One after another, President Kennedy has sent his New Frontiersmen winging south to test the temper of Latin American opinion, particularly in Brazil, where new President Janio Quadros' enigmatic ways and hands-off-Castro attitude create problems for the U.S. Last March, Latin America Task Force Chief Adolf A. Berle met an icy reserve that bordered on hostility. Two months ago, Treasury Secretary C. Douglas Dillon, in Brazil to present Quadros with aid of nearly $1 billion, got a somewhat bigger hello, but was still hustled in and out of Brasilia's Planalto Palace via the underground garage.

Last week U.N. Ambassador Adlai Stevenson, for whom Latin Americans have a great regard, got the warmest welcome in Brazil yet.
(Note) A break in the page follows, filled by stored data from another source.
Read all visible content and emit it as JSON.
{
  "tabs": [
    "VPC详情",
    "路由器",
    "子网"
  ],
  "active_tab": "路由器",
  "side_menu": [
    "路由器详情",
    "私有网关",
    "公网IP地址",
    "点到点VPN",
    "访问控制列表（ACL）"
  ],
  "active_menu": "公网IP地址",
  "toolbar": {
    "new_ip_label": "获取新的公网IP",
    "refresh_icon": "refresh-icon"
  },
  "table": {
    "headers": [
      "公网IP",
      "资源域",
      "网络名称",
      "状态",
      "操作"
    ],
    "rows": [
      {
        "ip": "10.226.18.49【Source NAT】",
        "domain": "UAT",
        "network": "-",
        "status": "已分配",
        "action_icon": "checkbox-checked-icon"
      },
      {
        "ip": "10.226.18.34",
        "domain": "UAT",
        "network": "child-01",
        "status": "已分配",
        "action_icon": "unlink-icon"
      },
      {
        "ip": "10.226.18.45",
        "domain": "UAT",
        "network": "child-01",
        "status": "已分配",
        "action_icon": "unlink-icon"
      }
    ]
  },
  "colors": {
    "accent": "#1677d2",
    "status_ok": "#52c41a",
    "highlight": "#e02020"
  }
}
On a ten-nation tour to discuss Kennedy's Alliance for Progress --and incidentally to see if anyone had changed his mind about joint action on Castro--he found expressions of friendship and enthusiastic talk about development. But it was still no sale on Castro.

Brazil's aloof Quadros unbent farther than he has for any other U.S. diplomat. He chatted with "my dear friend" Stevenson for two hours, told the press: "I firmly believe that relations between this democracy and the great democracy of North America will become constantly closer and more intimate." On Castro, whom Stevenson tactfully refrained from bringing up first, Quadros simply reiterated his previous stand: the dictator was a problem for Cuba, not the U.S. or the hemisphere, to solve.
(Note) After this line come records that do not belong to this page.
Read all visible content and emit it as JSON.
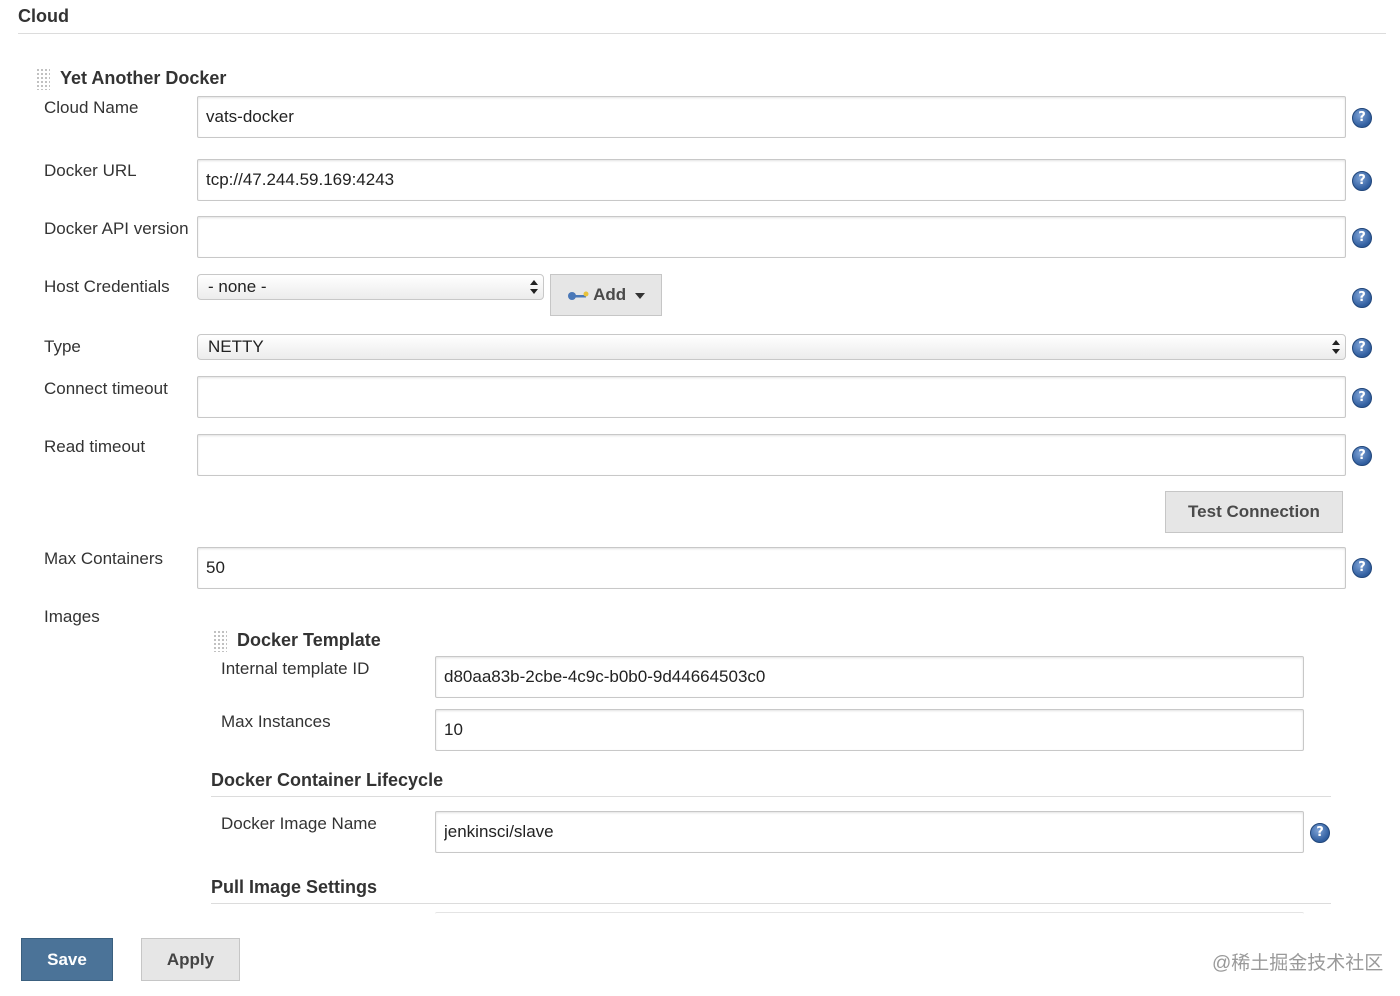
{
  "page": {
    "heading": "Cloud"
  },
  "cloud": {
    "title": "Yet Another Docker",
    "fields": {
      "cloud_name": {
        "label": "Cloud Name",
        "value": "vats-docker"
      },
      "docker_url": {
        "label": "Docker URL",
        "value": "tcp://47.244.59.169:4243"
      },
      "docker_api_version": {
        "label": "Docker API version",
        "value": ""
      },
      "host_credentials": {
        "label": "Host Credentials",
        "selected": "- none -",
        "add_label": "Add"
      },
      "type": {
        "label": "Type",
        "selected": "NETTY"
      },
      "connect_timeout": {
        "label": "Connect timeout",
        "value": ""
      },
      "read_timeout": {
        "label": "Read timeout",
        "value": ""
      },
      "max_containers": {
        "label": "Max Containers",
        "value": "50"
      }
    },
    "test_connection_label": "Test Connection",
    "images_label": "Images"
  },
  "template": {
    "title": "Docker Template",
    "internal_id": {
      "label": "Internal template ID",
      "value": "d80aa83b-2cbe-4c9c-b0b0-9d44664503c0"
    },
    "max_instances": {
      "label": "Max Instances",
      "value": "10"
    },
    "lifecycle_title": "Docker Container Lifecycle",
    "image_name": {
      "label": "Docker Image Name",
      "value": "jenkinsci/slave"
    },
    "pull_settings_title": "Pull Image Settings"
  },
  "footer": {
    "save_label": "Save",
    "apply_label": "Apply"
  },
  "watermark": "@稀土掘金技术社区",
  "colors": {
    "save_button": "#4b7398",
    "help_icon": "#2f5d9e"
  },
  "icons": {
    "help": "question-circle",
    "credentials": "key",
    "drag": "grip"
  }
}
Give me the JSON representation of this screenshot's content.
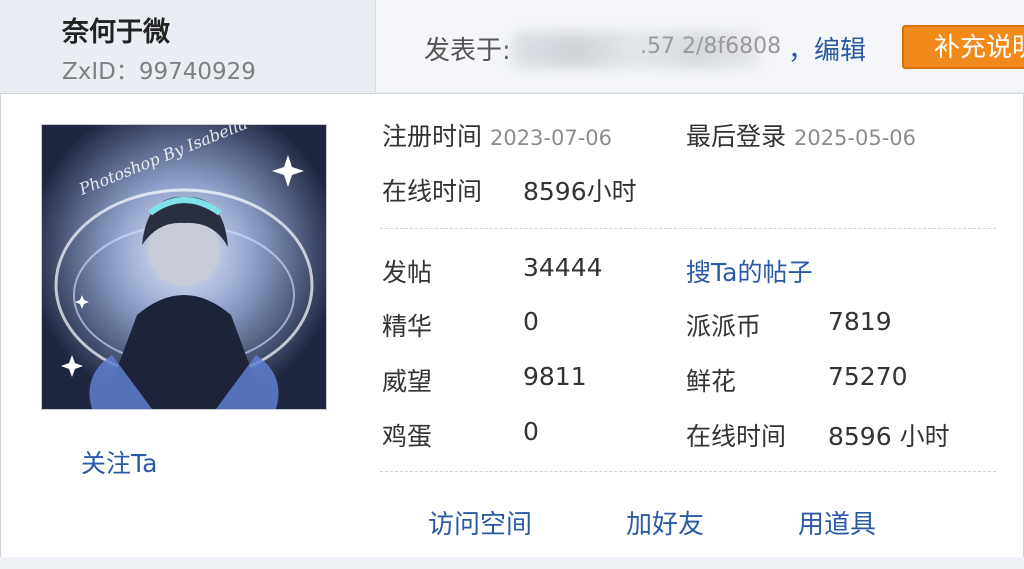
{
  "author": {
    "name": "奈何于微",
    "zxid": "ZxID：99740929"
  },
  "post_meta": {
    "posted_prefix": "发表于:",
    "posted_fragment": ".57  2/8f6808",
    "edit_label": "，编辑",
    "supplement_label": "补充说明"
  },
  "profile": {
    "register_label": "注册时间",
    "register_date": "2023-07-06",
    "last_login_label": "最后登录",
    "last_login_date": "2025-05-06",
    "online_label": "在线时间",
    "online_value": "8596小时",
    "follow_label": "关注Ta",
    "search_posts_label": "搜Ta的帖子",
    "stats": [
      {
        "label": "发帖",
        "value": "34444"
      },
      {
        "label": "精华",
        "value": "0"
      },
      {
        "label": "威望",
        "value": "9811"
      },
      {
        "label": "鸡蛋",
        "value": "0"
      }
    ],
    "stats_right": [
      {
        "label": "派派币",
        "value": "7819"
      },
      {
        "label": "鲜花",
        "value": "75270"
      },
      {
        "label": "在线时间",
        "value": "8596 小时"
      }
    ],
    "actions": [
      "访问空间",
      "加好友",
      "用道具"
    ],
    "avatar_watermark": "Photoshop By Isabella"
  },
  "colors": {
    "link": "#2a5aa6",
    "accent_button": "#f28a1b",
    "muted": "#8c8c8c"
  }
}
The message -- nonintervention -- was the same most everywhere Stevenson went. He did not have far to look for reasons. In Venezuela last week, the Communists and Castroites, who threaten every hemispheric democratic government, burned U.S. Ambassador Teodoro Moscoso's car. In Chile, where famine breeds the same Red-led peasant leagues that already plague Brazil, rioters smashed windows to protest Stevenson's visit. In hapless Bolivia, he witnessed a continuing feud between the government and tin miners that ended in five dead. And in Peru, leftist students who had declared Stevenson persona non grata were dispersed by police with tear gas.